“Questioning—deeply, imaginatively, “beautifully”—can help us identify and solve problems, come up with game-changing ideas, and pursue fresh opportunities.”
– Warren Berger, A More Beautiful Question
In this age of constant change and reinvention, questioning is extremely important. We should be teaching it as a the ultimate survival skill to our students and also practicing it as we invent the future of libraries and academia. But often we spend so little time actually asking questions or thinking about the types of questions we ask. They normally just happen as a part of speech, as opposed to being a vital tool in our toolbox to bring about change. Questioning can be scary and at times we might be reluctant to ask them. We might look stupid. We might upset someone. We might be stepping on someone’s toes. It might make our current job irrelevant. But questions are vital to growth, to continuous improvement and to our work as librarians. Asking and investing in productive questions can lead to brand new solutions or billion dollar industries. Eric Ries, author of The Lean Startup asserts
“In the old economy, it was all about having the answers. But in today’s dynamic, lean economy, it’s more about asking the right questions.”
How then can we get past the fear that can come with questioning and ask really good, productive questions? It turns out that there are techniques that you can use to better craft and understand the types of questions you are asking. I recently lead our teaching librarian team in an exercise designed not only to help us become better teachers but also to make us better professionals. It’s called the Question Formulation Technique from the Right Question Institute and it ended up being a really fun and valuable exercise. It gave us a new method for producing, improving and prioritizing questions.
The basic structure is to come up with as many questions as possible around a specific question focus (we used increasing use of library resources & services for our focus) without judging or trying to answer them. We came up with over 50 questions. The next step involved coding them as open or closed questions. Then, participants were asked to choose the three most important questions that they wanted to explore further and explain why they chose these ones. The process allowed us to learn a lot about questioning as well as come up with really interesting and actionable questions:
- Is this an issue? (Is this a fool’s errand? Do we need to spend time on this?)
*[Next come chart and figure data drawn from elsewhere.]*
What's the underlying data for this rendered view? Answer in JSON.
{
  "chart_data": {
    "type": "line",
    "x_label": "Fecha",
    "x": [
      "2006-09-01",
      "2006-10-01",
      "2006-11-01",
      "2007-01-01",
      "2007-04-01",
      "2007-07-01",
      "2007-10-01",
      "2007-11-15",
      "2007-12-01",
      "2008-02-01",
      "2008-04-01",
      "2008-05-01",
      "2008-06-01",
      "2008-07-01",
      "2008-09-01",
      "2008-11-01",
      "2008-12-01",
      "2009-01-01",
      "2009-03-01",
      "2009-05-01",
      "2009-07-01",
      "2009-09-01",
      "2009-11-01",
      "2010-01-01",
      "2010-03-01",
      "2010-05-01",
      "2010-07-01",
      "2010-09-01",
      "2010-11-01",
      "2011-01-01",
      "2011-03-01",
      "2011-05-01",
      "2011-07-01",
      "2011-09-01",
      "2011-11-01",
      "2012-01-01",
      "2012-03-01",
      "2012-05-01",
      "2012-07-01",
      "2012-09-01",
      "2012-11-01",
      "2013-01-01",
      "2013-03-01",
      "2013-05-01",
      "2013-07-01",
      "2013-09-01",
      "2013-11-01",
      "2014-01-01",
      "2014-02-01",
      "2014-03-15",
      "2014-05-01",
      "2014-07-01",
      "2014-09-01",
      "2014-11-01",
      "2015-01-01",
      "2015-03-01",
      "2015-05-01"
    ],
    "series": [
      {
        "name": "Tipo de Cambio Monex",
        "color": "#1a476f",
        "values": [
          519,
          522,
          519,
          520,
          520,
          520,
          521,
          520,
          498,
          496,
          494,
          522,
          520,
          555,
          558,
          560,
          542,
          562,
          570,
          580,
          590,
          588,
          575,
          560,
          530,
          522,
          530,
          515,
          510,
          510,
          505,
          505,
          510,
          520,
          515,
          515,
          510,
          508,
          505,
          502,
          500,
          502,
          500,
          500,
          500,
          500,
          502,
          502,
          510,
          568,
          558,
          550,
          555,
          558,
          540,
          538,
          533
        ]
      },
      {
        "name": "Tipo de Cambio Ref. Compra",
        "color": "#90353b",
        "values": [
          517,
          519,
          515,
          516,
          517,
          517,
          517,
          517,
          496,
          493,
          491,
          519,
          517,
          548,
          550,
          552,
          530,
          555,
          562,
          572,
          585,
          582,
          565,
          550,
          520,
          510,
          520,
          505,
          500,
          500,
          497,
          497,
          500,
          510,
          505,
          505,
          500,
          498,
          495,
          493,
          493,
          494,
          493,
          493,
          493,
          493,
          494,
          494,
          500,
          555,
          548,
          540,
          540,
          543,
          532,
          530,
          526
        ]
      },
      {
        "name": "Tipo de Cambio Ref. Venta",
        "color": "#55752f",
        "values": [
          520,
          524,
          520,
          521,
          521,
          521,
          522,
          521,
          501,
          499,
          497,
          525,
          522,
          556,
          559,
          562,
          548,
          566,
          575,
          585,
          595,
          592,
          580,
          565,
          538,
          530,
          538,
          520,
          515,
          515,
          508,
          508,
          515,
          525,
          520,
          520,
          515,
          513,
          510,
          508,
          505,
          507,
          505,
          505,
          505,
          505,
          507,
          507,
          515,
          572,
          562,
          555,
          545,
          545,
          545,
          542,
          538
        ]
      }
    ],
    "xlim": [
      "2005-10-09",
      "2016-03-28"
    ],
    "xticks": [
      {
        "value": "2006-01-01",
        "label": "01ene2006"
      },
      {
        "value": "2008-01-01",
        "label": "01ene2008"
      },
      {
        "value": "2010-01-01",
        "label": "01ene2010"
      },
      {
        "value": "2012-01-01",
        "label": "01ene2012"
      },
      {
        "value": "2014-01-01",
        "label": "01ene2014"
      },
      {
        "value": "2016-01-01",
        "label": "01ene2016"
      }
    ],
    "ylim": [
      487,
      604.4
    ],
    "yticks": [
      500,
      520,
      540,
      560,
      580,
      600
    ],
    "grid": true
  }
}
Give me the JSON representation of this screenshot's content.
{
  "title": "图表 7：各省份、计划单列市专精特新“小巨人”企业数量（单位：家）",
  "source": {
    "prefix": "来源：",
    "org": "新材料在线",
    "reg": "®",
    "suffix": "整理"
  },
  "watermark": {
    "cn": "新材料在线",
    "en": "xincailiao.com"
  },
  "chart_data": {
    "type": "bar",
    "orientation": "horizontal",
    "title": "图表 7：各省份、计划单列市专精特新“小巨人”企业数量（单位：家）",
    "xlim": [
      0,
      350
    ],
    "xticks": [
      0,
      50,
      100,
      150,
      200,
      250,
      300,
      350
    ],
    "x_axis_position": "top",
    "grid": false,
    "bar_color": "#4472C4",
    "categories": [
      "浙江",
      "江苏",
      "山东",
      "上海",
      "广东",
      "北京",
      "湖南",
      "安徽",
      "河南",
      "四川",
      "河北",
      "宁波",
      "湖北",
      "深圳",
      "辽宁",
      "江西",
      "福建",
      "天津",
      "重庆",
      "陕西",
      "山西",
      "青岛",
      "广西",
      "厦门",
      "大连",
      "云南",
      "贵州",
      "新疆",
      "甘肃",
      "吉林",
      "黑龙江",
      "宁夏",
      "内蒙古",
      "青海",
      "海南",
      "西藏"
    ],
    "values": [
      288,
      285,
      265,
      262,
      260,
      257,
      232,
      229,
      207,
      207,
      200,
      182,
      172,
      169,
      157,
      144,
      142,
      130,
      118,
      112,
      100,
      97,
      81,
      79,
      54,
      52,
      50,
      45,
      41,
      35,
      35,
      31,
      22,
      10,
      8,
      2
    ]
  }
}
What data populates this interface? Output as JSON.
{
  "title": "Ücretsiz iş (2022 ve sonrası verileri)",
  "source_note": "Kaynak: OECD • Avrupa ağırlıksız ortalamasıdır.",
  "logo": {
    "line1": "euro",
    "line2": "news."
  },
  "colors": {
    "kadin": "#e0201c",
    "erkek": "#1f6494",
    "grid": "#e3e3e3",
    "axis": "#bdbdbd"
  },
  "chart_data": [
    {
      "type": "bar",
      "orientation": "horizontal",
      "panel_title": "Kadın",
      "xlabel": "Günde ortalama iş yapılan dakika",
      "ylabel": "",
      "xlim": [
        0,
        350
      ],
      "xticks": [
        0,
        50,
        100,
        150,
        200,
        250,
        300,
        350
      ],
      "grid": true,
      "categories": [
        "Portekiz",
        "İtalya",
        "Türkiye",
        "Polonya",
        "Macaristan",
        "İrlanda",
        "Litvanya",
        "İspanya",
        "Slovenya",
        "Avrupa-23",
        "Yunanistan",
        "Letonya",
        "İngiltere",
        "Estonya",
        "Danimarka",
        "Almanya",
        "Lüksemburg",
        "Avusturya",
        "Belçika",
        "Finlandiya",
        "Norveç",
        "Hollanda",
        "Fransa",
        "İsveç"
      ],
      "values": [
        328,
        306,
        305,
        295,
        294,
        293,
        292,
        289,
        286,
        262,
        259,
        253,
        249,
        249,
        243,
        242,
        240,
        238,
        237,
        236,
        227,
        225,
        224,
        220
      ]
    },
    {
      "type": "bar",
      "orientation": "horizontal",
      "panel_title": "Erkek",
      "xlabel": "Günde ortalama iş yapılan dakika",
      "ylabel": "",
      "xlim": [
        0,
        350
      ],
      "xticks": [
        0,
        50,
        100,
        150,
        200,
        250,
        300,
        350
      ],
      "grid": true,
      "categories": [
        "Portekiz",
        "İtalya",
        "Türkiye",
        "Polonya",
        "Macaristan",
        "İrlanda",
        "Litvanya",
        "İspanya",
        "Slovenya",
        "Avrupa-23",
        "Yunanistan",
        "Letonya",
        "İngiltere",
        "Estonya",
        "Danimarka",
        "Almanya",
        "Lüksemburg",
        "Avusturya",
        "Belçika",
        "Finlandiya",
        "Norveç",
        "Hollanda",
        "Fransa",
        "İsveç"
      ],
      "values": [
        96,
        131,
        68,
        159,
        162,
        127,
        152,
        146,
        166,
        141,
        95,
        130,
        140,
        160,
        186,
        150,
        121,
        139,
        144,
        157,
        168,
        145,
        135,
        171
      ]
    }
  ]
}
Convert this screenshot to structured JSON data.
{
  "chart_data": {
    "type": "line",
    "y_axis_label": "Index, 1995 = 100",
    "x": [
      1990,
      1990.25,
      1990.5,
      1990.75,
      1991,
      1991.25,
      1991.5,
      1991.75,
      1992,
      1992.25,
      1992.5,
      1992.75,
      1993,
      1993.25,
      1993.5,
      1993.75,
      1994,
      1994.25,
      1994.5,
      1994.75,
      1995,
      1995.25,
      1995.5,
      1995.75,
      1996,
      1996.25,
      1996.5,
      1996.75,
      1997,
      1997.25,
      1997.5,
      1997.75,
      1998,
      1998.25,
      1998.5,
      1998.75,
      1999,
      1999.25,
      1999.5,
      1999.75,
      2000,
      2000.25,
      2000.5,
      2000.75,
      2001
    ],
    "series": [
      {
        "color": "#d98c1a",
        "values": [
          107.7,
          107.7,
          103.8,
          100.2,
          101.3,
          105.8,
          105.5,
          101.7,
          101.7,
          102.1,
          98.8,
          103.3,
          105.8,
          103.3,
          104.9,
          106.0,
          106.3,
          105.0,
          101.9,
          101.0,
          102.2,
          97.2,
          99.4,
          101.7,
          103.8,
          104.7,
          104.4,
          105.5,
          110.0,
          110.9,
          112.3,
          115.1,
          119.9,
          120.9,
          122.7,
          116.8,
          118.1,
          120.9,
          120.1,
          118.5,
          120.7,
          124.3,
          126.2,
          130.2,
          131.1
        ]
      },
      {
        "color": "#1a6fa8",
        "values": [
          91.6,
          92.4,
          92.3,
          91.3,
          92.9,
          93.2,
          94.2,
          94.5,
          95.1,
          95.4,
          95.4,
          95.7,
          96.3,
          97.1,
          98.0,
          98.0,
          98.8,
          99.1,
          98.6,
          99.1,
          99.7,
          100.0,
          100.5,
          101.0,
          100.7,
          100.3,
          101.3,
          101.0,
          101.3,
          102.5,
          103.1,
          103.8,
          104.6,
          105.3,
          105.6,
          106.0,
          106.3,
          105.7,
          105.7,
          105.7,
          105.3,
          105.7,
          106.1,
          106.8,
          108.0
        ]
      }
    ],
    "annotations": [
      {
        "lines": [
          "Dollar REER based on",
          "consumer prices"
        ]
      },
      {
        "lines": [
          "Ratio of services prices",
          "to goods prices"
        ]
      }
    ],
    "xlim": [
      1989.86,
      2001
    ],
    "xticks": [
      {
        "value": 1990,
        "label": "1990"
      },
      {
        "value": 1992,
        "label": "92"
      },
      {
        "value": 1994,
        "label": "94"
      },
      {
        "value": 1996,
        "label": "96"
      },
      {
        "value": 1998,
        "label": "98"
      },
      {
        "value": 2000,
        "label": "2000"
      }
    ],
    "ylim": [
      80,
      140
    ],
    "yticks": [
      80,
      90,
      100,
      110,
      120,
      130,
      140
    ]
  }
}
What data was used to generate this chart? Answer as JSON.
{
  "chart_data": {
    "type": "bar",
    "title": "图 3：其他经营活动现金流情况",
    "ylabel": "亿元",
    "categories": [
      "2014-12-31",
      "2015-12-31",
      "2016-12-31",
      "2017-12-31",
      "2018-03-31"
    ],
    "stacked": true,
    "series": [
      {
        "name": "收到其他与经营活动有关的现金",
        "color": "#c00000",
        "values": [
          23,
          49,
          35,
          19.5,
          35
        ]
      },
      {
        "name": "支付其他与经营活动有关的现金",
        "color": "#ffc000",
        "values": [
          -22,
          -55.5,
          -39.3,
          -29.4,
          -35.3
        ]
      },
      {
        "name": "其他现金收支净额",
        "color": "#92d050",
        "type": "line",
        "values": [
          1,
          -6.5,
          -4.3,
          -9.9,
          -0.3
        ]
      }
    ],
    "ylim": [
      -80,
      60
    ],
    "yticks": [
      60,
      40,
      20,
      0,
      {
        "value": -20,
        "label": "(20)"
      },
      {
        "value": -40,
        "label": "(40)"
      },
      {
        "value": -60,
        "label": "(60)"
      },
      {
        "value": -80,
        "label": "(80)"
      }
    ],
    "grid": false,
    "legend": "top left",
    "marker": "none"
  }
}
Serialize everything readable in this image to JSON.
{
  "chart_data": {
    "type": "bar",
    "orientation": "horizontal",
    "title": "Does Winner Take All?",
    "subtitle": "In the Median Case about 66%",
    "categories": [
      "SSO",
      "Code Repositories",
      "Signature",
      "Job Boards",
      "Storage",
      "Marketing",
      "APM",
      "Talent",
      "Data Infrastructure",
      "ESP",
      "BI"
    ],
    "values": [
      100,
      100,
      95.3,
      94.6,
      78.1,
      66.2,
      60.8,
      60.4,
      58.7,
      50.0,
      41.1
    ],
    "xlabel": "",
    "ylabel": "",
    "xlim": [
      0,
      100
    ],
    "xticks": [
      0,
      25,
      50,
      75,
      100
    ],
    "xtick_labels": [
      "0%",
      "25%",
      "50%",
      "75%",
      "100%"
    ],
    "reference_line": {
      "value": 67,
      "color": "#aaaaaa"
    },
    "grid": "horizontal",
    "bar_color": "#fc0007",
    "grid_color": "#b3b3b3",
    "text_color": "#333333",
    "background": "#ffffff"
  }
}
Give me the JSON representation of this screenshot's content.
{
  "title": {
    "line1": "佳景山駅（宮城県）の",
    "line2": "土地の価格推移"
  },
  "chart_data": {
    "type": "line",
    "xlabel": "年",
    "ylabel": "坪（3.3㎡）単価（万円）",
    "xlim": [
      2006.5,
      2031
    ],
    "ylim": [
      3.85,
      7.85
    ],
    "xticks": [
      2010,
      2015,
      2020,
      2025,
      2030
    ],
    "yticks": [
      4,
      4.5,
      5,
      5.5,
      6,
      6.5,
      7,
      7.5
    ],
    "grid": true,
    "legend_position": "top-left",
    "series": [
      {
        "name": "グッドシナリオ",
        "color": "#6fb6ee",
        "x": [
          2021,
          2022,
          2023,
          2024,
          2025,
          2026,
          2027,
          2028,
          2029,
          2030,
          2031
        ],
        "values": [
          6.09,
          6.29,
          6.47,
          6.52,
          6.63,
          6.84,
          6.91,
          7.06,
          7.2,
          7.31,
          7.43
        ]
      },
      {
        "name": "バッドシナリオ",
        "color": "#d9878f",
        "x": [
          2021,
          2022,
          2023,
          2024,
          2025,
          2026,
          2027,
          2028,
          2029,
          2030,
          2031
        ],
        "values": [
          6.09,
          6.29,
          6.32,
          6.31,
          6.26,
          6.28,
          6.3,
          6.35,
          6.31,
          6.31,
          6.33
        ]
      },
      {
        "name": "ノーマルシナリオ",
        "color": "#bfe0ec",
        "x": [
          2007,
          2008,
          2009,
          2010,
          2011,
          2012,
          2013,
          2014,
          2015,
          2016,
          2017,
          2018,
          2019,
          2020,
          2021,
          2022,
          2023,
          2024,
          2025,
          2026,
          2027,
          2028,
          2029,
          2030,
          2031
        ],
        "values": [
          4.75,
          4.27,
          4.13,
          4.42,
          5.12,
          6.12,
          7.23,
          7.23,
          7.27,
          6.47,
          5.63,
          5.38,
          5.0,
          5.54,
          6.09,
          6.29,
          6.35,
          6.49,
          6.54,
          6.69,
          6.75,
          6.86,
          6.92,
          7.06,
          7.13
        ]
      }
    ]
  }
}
- How can we show users the value of our resources? (What can we do with what we have?)
- What if our product were different? (Imagine your world differently)
Interestingly the final questions we came up with closely resembled Warren Berger’s Why/What If/How sequence of questioning for effectively thinking through and solving a problem.
Through the process we came to several insights about questioning:
- It’s hard not to judge questions – questions are powerful in that they evoke a response and demand action of us. We often try to answer or squelch questions much to early.
- Questions have purposes and motivations behind them– The way you ask and the type of question you use can help or hinder your goals. Example: When you want discussion a closed question is not going to foster it.
- We need time and the freedom to question – Asking people to come up with the top three questions on a topic would not have been as successful. Having a process and the space for questioning made our final questions that much better.
To invent the future of libraries we need to question effectively and be brave enough to ask the big and important questions. How do you see purposeful questioning being valuable, either in the classroom or in your work?
EDIT: The original post called the technique from the RQI the “Question Facilitation Technique.” The post has been updated to the correct term “Question Formulation Technique.”